Мы еще долго сидели и смотрели на письмо, то опять перечитывали, как будто старались узнать что-то новое, чего не заметили раньше. Но ничего нового больше не было.
Заканчивалась последняя четверть учебного года. Все ожидали майских праздников. Первое мая — всегда большой праздник в нашей стране. К этому празднику готовились все школы, все производства, военные и гражданские. Все с нетерпением ждали этого чудесного праздника весны. Первое мая считалось не только праздником трудящихся, но, главным образом, праздником красоты природы. Уже было все в цвету, и люди старались одеться как можно красивее, по возможности в белое, что подходило к цветам и свету. Большинство людей весь месяц май носили белую одежду. Это была своего рода традиция не только в нашем городе, но и во многих других городах.
Первомайский парад начался в десять часов утра. Сначала в колоннах по четыре несли громадные портреты вождей. За ними шествовали отдельные производства и предприятия, каждый показывал свои достижения: гимнасты делали упражнения, театральные труппы показывали сценки, танцоры танцевали, музыканты играли, и хор пел песни. Некоторые предприятия несли свои изделия или везли их на грузовиках. Затем шли военные в красивой форме. А по обе стороны главной улицы стояли толпы празднично одетых зрителей.

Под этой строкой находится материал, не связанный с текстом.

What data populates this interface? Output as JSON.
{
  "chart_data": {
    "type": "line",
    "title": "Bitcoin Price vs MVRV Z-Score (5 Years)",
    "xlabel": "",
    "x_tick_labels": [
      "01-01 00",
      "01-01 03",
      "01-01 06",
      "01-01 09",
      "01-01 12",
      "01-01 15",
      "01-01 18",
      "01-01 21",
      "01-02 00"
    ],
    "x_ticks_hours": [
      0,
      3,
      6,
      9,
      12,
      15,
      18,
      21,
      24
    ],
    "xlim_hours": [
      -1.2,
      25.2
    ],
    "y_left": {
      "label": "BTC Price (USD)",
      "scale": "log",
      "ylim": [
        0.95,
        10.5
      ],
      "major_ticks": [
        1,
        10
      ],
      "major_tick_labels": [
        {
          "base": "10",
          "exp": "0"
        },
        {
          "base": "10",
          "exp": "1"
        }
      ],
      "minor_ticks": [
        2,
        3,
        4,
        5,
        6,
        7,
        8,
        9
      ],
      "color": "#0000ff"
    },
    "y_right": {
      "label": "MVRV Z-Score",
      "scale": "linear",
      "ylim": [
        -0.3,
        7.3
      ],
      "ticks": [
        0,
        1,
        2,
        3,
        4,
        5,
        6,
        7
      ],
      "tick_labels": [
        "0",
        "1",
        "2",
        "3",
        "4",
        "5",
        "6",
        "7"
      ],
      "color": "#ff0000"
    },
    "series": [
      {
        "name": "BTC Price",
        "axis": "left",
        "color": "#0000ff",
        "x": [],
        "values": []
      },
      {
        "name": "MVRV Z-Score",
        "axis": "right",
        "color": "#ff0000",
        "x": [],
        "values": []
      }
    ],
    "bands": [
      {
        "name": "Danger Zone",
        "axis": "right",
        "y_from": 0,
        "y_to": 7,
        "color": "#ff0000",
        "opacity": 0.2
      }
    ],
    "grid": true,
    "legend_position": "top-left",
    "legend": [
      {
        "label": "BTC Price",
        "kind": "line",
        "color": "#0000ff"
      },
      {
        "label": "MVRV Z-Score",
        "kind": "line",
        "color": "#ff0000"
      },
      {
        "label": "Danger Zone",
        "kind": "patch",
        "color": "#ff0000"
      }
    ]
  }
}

Дедушка тоже пришел посмотреть парад. Он надел свою белую форму морского капитана и выглядел молодым и красивым. Все искрилось праздничным блеском — сияло солнце, день был теплый, деревья все в цвету. Я шла в колонне с моим классом, и в конце улицы, почти у Днепра, где наш марш закончился, я встретилась с дедушкой, который ждал меня здесь недалеко. Вместе мы еще постояли с час, глядя на уходящих людей, потом пошли домой. Понемногу все начали расходиться. В конце улицы, где кончалось шествие, лежали в кучах флаги, портреты вождей, лозунги. Все это грузилось на машины и увозилось. Было так странно: еще часом раньше — какой размах коммунистической пропаганды! А теперь — обломки всей напыщенной роскоши! — Куча хлама, на который никто не обращал внимания.
По дороге мы с Ильей Петровичем хотели зайти в ресторан что-нибудь перекусить. Но везде было полно народу, и мест не было.
— Проклятая власть! — выругался дедушка. — С пустым желудком маршируй.
Я заметила, что на нас многие оглядываются. Это, конечно, на Илью Петровича. Он был действительно красив в своей белой морской форме. И мне было приятно идти рядом с ним. Я гордилась своим красивым дедушкой.
Когда мы проходили через небольшой мостик, разделявший залив реки, мы заметили толпу людей. Подойдя ближе, мы увидели двух молодых татарок, лежащих на земле. Оказалось, что они купались в Днепре и чуть не утонули. Одну успели откачать, а другая еще лежала без сознания. Потом их обеих забрала скорая помощь. Когда все расходились, кто-то из толпы заметил:
— Так им и надо, этим глупым, грязным татарам!